Even when Lovato defended herself on Monday prior to her apology by posting a five-year-old photo from The Bigg Chill’s Instagram of a display of Eat Me, Guilt Free cookies (The Bigg Chill told TMZ that they no longer sell that product), her criticism would have slightly been better aimed directly at the snack brand’s arguably problematic marketing rather than the single-location business that most likely relies, in part, on partnerships with other businesses. Even then, a culture that makes physical size a moral issue and encourages women that being thinner is better cannot be attributed to one brand, particularly in a day and age when nearly every celebrity influencer is advertising diet shakes and detox teas and these fast-results products are able to scam consumers by misusing body positive and health-driven messaging.

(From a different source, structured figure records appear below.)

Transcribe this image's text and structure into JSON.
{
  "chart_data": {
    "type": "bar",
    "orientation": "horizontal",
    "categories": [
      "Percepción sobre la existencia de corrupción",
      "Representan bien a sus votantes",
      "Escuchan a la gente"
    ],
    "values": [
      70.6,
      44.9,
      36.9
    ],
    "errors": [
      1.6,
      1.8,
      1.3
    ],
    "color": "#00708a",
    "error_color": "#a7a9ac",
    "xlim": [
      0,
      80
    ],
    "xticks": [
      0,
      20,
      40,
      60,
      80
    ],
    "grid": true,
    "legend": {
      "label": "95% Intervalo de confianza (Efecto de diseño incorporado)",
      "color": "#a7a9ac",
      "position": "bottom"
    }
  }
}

Considering the number of noticeable faults in Lovato’s weekend crusade, releasing a thorough apology for initiating the entire incident would seem like an obvious route to take, a la Ariana Grande when she found herself at odds with a local donut shop in 2015. But Lovato still maintained a righteous stance, expressing interest in working with The Bigg Chill “to help align the messaging to where [she] feel[s] safe going in there.” Like many celebrities accustomed to a life of privilege and people adhering to their every request, she still fails to understand that a business aimed at a variety of customers is not obliged to adhere to her personal needs, particularly when she has the resources to have whatever food she wants delivered to her by a personal assistant or can simply go to another frozen yogurt shop where diet foods are not on display.

If anything, Lovato’s latest lapse in judgement, no matter how ridiculously distracting it was from more important news, shows that not everybody suffering from mental illness or oppressive beauty standards has the tools to be an effective voice for people with that shared experience.